Die junge europäische Generation versteht den Sachverhalt kaum ohne weiteres. Nur diejenigen können sich über dieses Geheimnis ein realistisches Bild machen, die die Zeiten des eiskalten Krieges, das heißt die Jahre 1950 bis 1955, als Erwachsene miterlebt haben. Damals - Stalin lebte noch bis 1953 und seine Nachfolger distanzierten sich lediglich in Worten von der stalinistischen Politik - war Europa in zwei politische Lager gespalten. Zwei Welten standen einander gegenüber. Äußerlich im Frieden - insgeheim im Krieg. Nur: Dieser Krieg wurde nicht offen und nicht in Form1 militärischer Auseinandersetzungen im großen Stil ausgetragen. Alles passierte im Untergrund: nicht nur die Spionagetätigkeiten beider Lager, sondern auch die Vorbeugemaßnahmen für solche Zeiten, da eines der politischen Lager die Zeit für reif betrachten konnte, den Kalten Krieg in einen Heißen Krieg umzuwandeln.

Vergessen wir nicht, daß die Rote Armee bis 1955 ein stehendes Heer von über fünf Millionen Soldaten unterhielt und die westliche Grenze des Sowjetlagers weit diesseits der Mitte von Europa lag: an der Elbe und an der Ostgrenze des in den Augen der Sowjets ketzerischen Jugoslawien unter dem „Verräter-Marschall" Tito.
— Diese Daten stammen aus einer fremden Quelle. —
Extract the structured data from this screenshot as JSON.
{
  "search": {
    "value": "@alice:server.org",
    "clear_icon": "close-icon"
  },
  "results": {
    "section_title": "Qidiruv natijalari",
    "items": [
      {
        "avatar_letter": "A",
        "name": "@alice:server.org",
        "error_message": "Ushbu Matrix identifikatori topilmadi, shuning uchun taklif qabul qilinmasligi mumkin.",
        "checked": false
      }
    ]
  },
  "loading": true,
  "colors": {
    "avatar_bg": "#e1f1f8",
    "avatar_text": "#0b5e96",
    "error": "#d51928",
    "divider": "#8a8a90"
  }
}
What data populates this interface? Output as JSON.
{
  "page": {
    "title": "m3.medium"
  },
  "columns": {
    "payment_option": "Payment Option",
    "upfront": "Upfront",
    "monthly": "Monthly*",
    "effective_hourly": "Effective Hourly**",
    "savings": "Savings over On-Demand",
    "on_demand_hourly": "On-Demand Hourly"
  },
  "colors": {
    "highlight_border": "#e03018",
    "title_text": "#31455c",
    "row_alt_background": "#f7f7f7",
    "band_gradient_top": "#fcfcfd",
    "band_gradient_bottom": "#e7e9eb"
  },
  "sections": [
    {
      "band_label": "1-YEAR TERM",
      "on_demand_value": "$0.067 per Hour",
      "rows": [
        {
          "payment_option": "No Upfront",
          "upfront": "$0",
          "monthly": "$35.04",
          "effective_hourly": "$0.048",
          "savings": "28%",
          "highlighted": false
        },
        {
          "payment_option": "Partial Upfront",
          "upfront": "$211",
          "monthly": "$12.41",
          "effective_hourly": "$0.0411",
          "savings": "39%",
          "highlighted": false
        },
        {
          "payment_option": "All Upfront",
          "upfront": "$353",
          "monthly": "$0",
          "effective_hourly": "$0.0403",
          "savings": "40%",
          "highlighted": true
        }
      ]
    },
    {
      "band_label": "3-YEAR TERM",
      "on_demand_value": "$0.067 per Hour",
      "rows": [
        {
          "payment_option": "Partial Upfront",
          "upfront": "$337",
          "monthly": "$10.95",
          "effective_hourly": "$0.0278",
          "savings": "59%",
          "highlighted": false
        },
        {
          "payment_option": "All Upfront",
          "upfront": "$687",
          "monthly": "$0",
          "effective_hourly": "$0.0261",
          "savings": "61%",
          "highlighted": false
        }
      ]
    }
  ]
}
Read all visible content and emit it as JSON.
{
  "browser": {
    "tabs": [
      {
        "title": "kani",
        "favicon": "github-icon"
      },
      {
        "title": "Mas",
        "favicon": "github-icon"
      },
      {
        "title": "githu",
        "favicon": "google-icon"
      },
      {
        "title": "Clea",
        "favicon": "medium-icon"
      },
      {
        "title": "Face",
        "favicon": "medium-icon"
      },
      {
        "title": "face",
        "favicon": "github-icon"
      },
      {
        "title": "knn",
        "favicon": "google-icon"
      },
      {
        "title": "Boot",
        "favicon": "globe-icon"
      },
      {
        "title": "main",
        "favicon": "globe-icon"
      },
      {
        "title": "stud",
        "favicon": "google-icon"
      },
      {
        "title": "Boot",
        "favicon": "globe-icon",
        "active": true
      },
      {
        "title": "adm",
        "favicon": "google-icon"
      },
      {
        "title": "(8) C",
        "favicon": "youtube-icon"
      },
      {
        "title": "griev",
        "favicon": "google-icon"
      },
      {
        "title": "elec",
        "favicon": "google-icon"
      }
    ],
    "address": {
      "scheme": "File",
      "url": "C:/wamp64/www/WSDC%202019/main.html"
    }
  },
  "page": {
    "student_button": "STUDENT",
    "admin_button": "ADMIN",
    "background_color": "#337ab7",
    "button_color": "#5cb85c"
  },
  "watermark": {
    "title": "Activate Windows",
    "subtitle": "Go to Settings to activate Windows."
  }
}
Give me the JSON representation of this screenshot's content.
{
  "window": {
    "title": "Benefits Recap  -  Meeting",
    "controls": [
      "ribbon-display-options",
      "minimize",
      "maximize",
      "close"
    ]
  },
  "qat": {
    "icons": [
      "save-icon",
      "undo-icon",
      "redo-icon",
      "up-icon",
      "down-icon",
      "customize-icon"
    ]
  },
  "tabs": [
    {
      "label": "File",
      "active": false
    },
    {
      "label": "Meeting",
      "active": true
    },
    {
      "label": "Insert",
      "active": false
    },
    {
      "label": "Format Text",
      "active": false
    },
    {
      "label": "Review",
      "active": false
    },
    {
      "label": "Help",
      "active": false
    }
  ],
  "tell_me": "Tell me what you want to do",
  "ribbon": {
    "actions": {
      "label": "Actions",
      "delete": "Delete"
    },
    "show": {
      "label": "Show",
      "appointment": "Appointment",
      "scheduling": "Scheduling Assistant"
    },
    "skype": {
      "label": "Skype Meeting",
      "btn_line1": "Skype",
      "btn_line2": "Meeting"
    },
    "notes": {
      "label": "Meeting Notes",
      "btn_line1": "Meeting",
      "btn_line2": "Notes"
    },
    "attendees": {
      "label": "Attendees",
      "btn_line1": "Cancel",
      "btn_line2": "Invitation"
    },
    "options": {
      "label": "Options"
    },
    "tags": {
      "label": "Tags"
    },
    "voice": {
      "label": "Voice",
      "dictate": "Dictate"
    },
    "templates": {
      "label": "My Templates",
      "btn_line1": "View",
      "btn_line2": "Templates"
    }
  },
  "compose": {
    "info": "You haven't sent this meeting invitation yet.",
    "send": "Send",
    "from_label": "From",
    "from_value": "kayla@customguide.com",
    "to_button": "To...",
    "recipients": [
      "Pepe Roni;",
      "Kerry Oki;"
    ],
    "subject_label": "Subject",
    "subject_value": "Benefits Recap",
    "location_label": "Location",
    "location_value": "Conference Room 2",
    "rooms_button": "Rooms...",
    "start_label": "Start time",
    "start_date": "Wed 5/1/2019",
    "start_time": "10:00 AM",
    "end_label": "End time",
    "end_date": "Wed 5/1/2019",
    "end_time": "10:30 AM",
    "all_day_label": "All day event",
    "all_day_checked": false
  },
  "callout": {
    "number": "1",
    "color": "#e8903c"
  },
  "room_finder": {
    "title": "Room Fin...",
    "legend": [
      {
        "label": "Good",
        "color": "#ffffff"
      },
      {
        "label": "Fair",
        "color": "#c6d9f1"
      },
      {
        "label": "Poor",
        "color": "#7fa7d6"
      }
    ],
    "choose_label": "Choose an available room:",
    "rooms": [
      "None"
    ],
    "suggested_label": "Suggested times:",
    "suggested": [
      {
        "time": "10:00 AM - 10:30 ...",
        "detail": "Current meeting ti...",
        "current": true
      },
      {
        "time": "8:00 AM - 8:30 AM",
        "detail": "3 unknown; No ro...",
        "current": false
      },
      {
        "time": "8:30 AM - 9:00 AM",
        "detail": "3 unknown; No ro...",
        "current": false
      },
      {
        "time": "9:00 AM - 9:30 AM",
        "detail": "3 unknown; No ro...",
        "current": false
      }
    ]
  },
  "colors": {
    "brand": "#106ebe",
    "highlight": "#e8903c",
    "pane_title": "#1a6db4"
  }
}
Dies war die Epoche, in der der Westen, der doch in den Konferenzen von Jalta und Potsdam (1945) halb Europa Stalin als Kriegsbeute überlassen hatte, insgeheim Pläne schmiedete, für den Fall, daß der alternde Stalin (oder später einer seiner Nachfolger), um Rest-Europa in Besitz zu nehmen, eine militärische Offensive unter scheinheiligen Erklärungen (zum Beispiel Aufrüstung der Bundeswehr) vom Zaun brechen würde.

Österreich war zwischen 1950 und 1955 militärisches „Nimandsland". In Westdeutschland standen erst 1955 die ersten (armseligen) Bundeswehrdivisionen, die „Rheinarmee" Großbritanniens zählte kaum 50.000 Mann, die US-Armee in Europa hatte höchstens eine Stärke von 250.000 Soldaten. Frankreich? Italien? Überall dort waren die einheimischen Kommunisten stark, hatten sie doch zum Beispiel in Frankreich im Februar 1956 bei den Parlamentswahlen einen ansehnlichen Erfolg verbucht, indem 27 Prozent der Wähler für die rote Fahne gestimmt hatten. Militärisch waren sie also nicht belastbar.

Die USA - führende Kraft im Westen - mußte also mehr oder weniger vorbeugen. In den meisten von der Sowjetarmee bedrohten Ländern wurden daher seitens der USA insgehei-me Waffen- und Munitionslager beziehungsweise Lager für Winterkleidung angelegt, Kader für einen Partisanenkampf ausgebildet - zumal die

Lehren aus dem Zweiten Weltkrieg (insbesondere die Aktivität der Sowjet-Partisanen, aber auch die der Jugoslawen) Washington eindeutig die Vorteile eines länger dauernden Guerilla-Krieges gezeigt hatten.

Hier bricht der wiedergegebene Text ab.